Article contributed by Judy Carr
The black bear is a long-time resident of our area, and as the human population and their housing requirements grow, so does the need for people and the bears to coexist safely. Bears are most active from mid-March through November, so it makes sense that in the last 6 weeks, our bear sightings have increased. Most of those sightings have been at night via our animal cams; however, you can encounter them at any time of the day or night. Their constant search for food sources is what draws them to your home. Coming to a beautifully wooded area with fresh water sources and people already feeding the birds and the deer is like us going to an upscale food court!

Black bears live to eat, consuming up to 25,000 calories a day!
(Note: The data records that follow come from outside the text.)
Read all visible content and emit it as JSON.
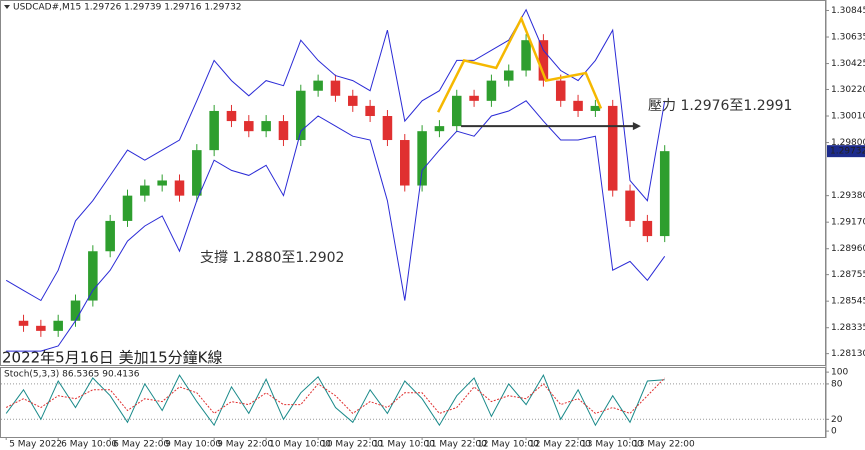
{
  "chart_data": [
    {
      "type": "line",
      "title": "USDCAD#,M15  1.29726 1.29739 1.29716 1.29732",
      "annotations": [
        "壓力 1.2976至1.2991",
        "支撐 1.2880至1.2902",
        "2022年5月16日 美加15分鐘K線"
      ],
      "x": [
        0,
        4,
        8,
        12,
        16,
        20,
        24,
        28,
        32,
        36,
        40,
        44,
        48,
        52,
        56,
        60,
        64,
        68,
        72,
        76,
        80,
        84,
        88,
        92,
        96,
        100,
        104,
        108,
        112,
        116,
        120,
        124,
        128,
        132,
        136,
        140,
        144,
        148,
        152
      ],
      "series": [
        {
          "style": "candles",
          "color": "#2e9e2e",
          "down_color": "#e03030",
          "values": [
            1.2839,
            1.2835,
            1.2831,
            1.2839,
            1.2855,
            1.2894,
            1.2918,
            1.2938,
            1.2946,
            1.295,
            1.2938,
            1.2974,
            1.3005,
            1.2997,
            1.2989,
            1.2997,
            1.2982,
            1.3021,
            1.3029,
            1.3017,
            1.3009,
            1.3001,
            1.2982,
            1.2946,
            1.2989,
            1.2993,
            1.3017,
            1.3013,
            1.3029,
            1.3037,
            1.3061,
            1.3029,
            1.3013,
            1.3005,
            1.3009,
            1.2942,
            1.2918,
            1.2906,
            1.29732
          ]
        },
        {
          "color": "#2b2bd6",
          "values": [
            1.2871,
            1.2863,
            1.2855,
            1.2879,
            1.2918,
            1.2934,
            1.2954,
            1.2974,
            1.2966,
            1.2974,
            1.2982,
            1.3013,
            1.3045,
            1.3029,
            1.3017,
            1.3029,
            1.3025,
            1.3061,
            1.3045,
            1.3033,
            1.3029,
            1.3021,
            1.3069,
            1.2997,
            1.3013,
            1.3021,
            1.3045,
            1.3045,
            1.3053,
            1.3061,
            1.3085,
            1.3053,
            1.3037,
            1.3029,
            1.3045,
            1.3069,
            1.295,
            1.2934,
            1.3013
          ]
        },
        {
          "color": "#2b2bd6",
          "values": [
            1.2815,
            1.2815,
            1.2815,
            1.2819,
            1.2839,
            1.2863,
            1.2879,
            1.2902,
            1.2914,
            1.2922,
            1.2894,
            1.2934,
            1.2966,
            1.2958,
            1.2954,
            1.2962,
            1.2938,
            1.2989,
            1.3001,
            1.2993,
            1.2985,
            1.2982,
            1.2934,
            1.2855,
            1.2958,
            1.2974,
            1.2989,
            1.2985,
            1.3001,
            1.3005,
            1.3013,
            1.2997,
            1.2982,
            1.2982,
            1.2985,
            1.2879,
            1.2886,
            1.2871,
            1.289
          ]
        }
      ],
      "pattern": {
        "color": "#f5b800",
        "x": [
          99.7,
          105.7,
          113.1,
          118.9,
          124.6,
          133.8,
          137.3
        ],
        "y": [
          1.3004,
          1.3045,
          1.3039,
          1.3078,
          1.3029,
          1.3035,
          1.3007
        ]
      },
      "arrow": {
        "color": "#333333",
        "x": [
          105,
          146.5
        ],
        "y": [
          1.2993,
          1.2993
        ]
      },
      "xlim": [
        -1.2,
        189
      ],
      "ylim": [
        1.2804,
        1.3092
      ],
      "yticks": [
        {
          "value": 1.30845,
          "label": "1.30845"
        },
        {
          "value": 1.30635,
          "label": "1.30635"
        },
        {
          "value": 1.30425,
          "label": "1.30425"
        },
        {
          "value": 1.3022,
          "label": "1.30220"
        },
        {
          "value": 1.3001,
          "label": "1.30010"
        },
        {
          "value": 1.298,
          "label": "1.29800"
        },
        {
          "value": 1.2938,
          "label": "1.29380"
        },
        {
          "value": 1.2917,
          "label": "1.29170"
        },
        {
          "value": 1.2896,
          "label": "1.28960"
        },
        {
          "value": 1.28755,
          "label": "1.28755"
        },
        {
          "value": 1.28545,
          "label": "1.28545"
        },
        {
          "value": 1.28335,
          "label": "1.28335"
        },
        {
          "value": 1.2813,
          "label": "1.28130"
        }
      ]
    },
    {
      "type": "line",
      "title": "Stoch(5,3,3) 86.5365 90.4136",
      "x": [
        0,
        4,
        8,
        12,
        16,
        20,
        24,
        28,
        32,
        36,
        40,
        44,
        48,
        52,
        56,
        60,
        64,
        68,
        72,
        76,
        80,
        84,
        88,
        92,
        96,
        100,
        104,
        108,
        112,
        116,
        120,
        124,
        128,
        132,
        136,
        140,
        144,
        148,
        152
      ],
      "series": [
        {
          "color": "#1a8a8a",
          "values": [
            30,
            70,
            20,
            85,
            40,
            90,
            60,
            15,
            80,
            35,
            95,
            50,
            10,
            75,
            30,
            88,
            20,
            65,
            92,
            40,
            15,
            70,
            30,
            85,
            55,
            10,
            60,
            90,
            25,
            80,
            45,
            95,
            20,
            70,
            10,
            60,
            15,
            85,
            87
          ]
        },
        {
          "color": "#e03030",
          "dashed": true,
          "values": [
            40,
            55,
            40,
            60,
            55,
            70,
            70,
            35,
            55,
            50,
            75,
            65,
            30,
            50,
            45,
            65,
            45,
            45,
            80,
            60,
            30,
            50,
            40,
            65,
            65,
            30,
            40,
            75,
            50,
            60,
            55,
            80,
            45,
            55,
            30,
            40,
            30,
            60,
            90
          ]
        }
      ],
      "levels": [
        20,
        80
      ],
      "xlim": [
        -1.2,
        189
      ],
      "ylim": [
        -10,
        107
      ],
      "yticks": [
        0,
        20,
        80,
        100
      ],
      "xticks": [
        {
          "value": 0,
          "label": "5 May 2022"
        },
        {
          "value": 12,
          "label": "6 May 10:00"
        },
        {
          "value": 24,
          "label": "6 May 22:00"
        },
        {
          "value": 36,
          "label": "9 May 10:00"
        },
        {
          "value": 48,
          "label": "9 May 22:00"
        },
        {
          "value": 60,
          "label": "10 May 10:00"
        },
        {
          "value": 72,
          "label": "10 May 22:00"
        },
        {
          "value": 84,
          "label": "11 May 10:00"
        },
        {
          "value": 96,
          "label": "11 May 22:00"
        },
        {
          "value": 108,
          "label": "12 May 10:00"
        },
        {
          "value": 120,
          "label": "12 May 22:00"
        },
        {
          "value": 132,
          "label": "13 May 10:00"
        },
        {
          "value": 144,
          "label": "13 May 22:00"
        }
      ]
    }
  ]
}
They have a keen sense of smell and are driven to investigate. Bears learn quickly and will repeat behaviors that reward them with food. Thus, if they found a food source at your house last year, they’ll check it out again this year. Bears in pursuit of an easy meal can damage property or, in rare cases, injure people, although neither is the bear’s first choice. They would rather come and go at their own convenience, eat, and leave. However, if you see a bear, give him space and remain calm. Most often, the bear is just
passing through, and if he does not find a food source, he will go on his merry way.
Paying attention to common household activities will reduce encounters and contribute to a Bear Smart community.

NEVER FEED OR APPROACH BEARS: Feeding bears intentionally or unintentionally trains them to approach homes and people for more food. Bears will defend themselves if a person gets to close.
SECURE FOOD, GARBAGE, and RECYCLING: Food and food orders attract bears, so don’t reward them with an easy meal.

REMOVE BIRD FEEDERS WHEN BEARS ARE ACTIVE: Bird seed and other grains have high-calorie content making them very attractive to bears.


CLEAN AND STORE GRILLS: After you use an outdoor grill or smoker, clean it thoroughly and store it securely from the bears and other wild animals.

ALERT YOUR NEIGHBORS: Bears have adapted to living with people—have you adapted to living with them?